E assim, eu alimentava a ideia fixa de que um dia, quando não mais fosse criança, cruzaria as montanhas para o outro lado. Sim, eu faria aquilo. No íntimo eu era
impelida por um desejo persistente que assolava meu coração continuamente, alimentando a vontade que um dia me levaria descobrir as verdades que jamais
deveria saber. Aquela odisseia do futuro seria crucial e sob ela, eu perderia minha inocência. De um modo como nunca aconteceria se não tivesse permitido
ser conduzida por uma sede sem limites, além da própria razão. Após isso, meu passado de inocência, e meu paraíso perdido, seriam apenas pontinhos de tristeza
a me atormentar com a culpa e o remorso inerentes. Culpa por ter saído de meu mundo de paz para um mundo de conflitos e guerras, doenças e mortes,
violência além da compreensão de outrora.
Eu destruíra minha terra, meu mundo, minha civilização e meu povo. Em minha sede de conhecimento, eu havia destruído a mim mesma.

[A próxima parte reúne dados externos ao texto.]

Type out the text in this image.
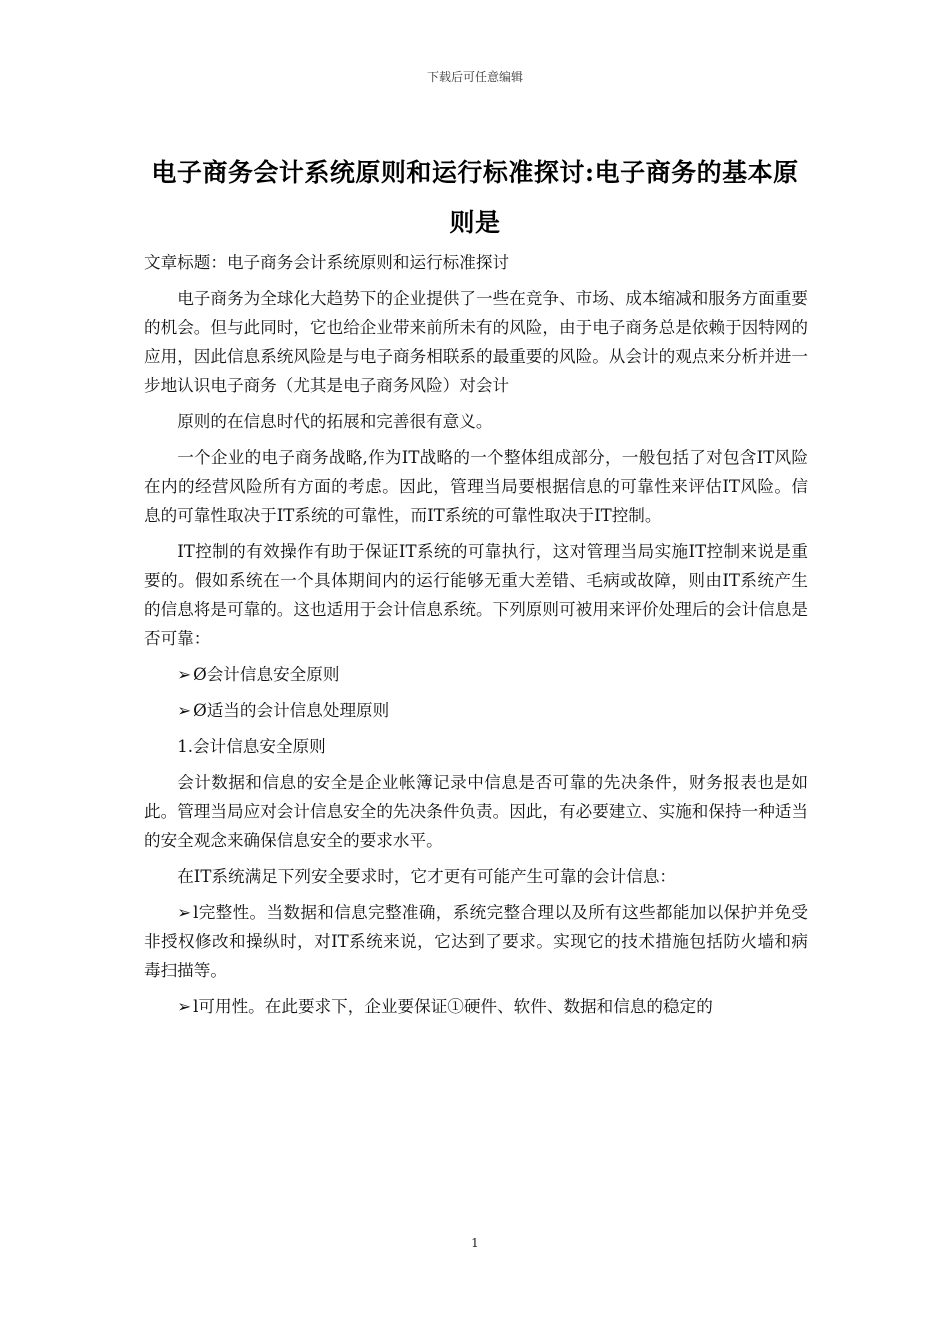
下载后可任意编辑
电子商务会计系统原则和运行标准探讨:电子商务的基本原则是

文章标题：电子商务会计系统原则和运行标准探讨

电子商务为全球化大趋势下的企业提供了一些在竞争、市场、成本缩减和服务方面重要的机会。但与此同时，它也给企业带来前所未有的风险，由于电子商务总是依赖于因特网的应用，因此信息系统风险是与电子商务相联系的最重要的风险。从会计的观点来分析并进一步地认识电子商务（尤其是电子商务风险）对会计

原则的在信息时代的拓展和完善很有意义。

一个企业的电子商务战略,作为IT战略的一个整体组成部分，一般包括了对包含IT风险在内的经营风险所有方面的考虑。因此，管理当局要根据信息的可靠性来评估IT风险。信息的可靠性取决于IT系统的可靠性，而IT系统的可靠性取决于IT控制。

IT控制的有效操作有助于保证IT系统的可靠执行，这对管理当局实施IT控制来说是重要的。假如系统在一个具体期间内的运行能够无重大差错、毛病或故障，则由IT系统产生的信息将是可靠的。这也适用于会计信息系统。下列原则可被用来评价处理后的会计信息是否可靠：

➢ Ø会计信息安全原则

➢ Ø适当的会计信息处理原则

1.会计信息安全原则

会计数据和信息的安全是企业帐簿记录中信息是否可靠的先决条件，财务报表也是如此。管理当局应对会计信息安全的先决条件负责。因此，有必要建立、实施和保持一种适当的安全观念来确保信息安全的要求水平。

在IT系统满足下列安全要求时，它才更有可能产生可靠的会计信息：

➢ l完整性。当数据和信息完整准确，系统完整合理以及所有这些都能加以保护并免受非授权修改和操纵时，对IT系统来说，它达到了要求。实现它的技术措施包括防火墙和病毒扫描等。

➢ l可用性。在此要求下，企业要保证①硬件、软件、数据和信息的稳定的

1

E por ter perdido meu mundo, eu destruiria civilizações inteiras. E minhas fúria insana ultrapassaria os séculos, as idades, as eras. Um trauma que
criaria milhares de outros traumas, pois minha sede de sangue e destruição não seria aplacada. Não até que viesse o fim. O meu fim.
O Vale Amaldiçoado dos Ventos Uivantes
A história de uma jovem guerreira que desejou descobrir a luz e conheceu a escuridão do louco e insano mundo dos homens.
Em sua jornada de vingança e sangue, chegou ao topo do poder e comandou homens rumo a guerras implacáveis.
sua fama alcançou os céus, e civilizações inteiras foram dissipadas pela força de sua fúria vingativa!
Continua...
Nota do autor | Informações sobre a origem dos ventos uivantes
... E a base para este preconceito e repúdio eram tão ingênuos e bobos que sempre foram razão para ironias e até mesmo piada entre o meu povo bucólico. Acontece que somente os ventos provindos do lado oriental adentravam o Vale, visto que o lugar era isolado de maneira natural pelas montanhas localizadas a oeste, norte e sul. Entretanto, as estranhas formações geológicas a partir do leste, produziam uma bizarra sonoridade que muito se assemelhava ao melancólico uivo de uma gigantesca alcateia solitária de lobos famintos. Daí a origem da assustadora lenda da alcateia faminta que disseminava o terror por aquela região remota. Lenda oriunda dos raros e poucos aventureiros que noutros tempos ousaram se aproximar daquele mundo encantado e escondido do restante da descendência de Adão. Meu mundo intocado, meu deslumbrante paraíso entre serras.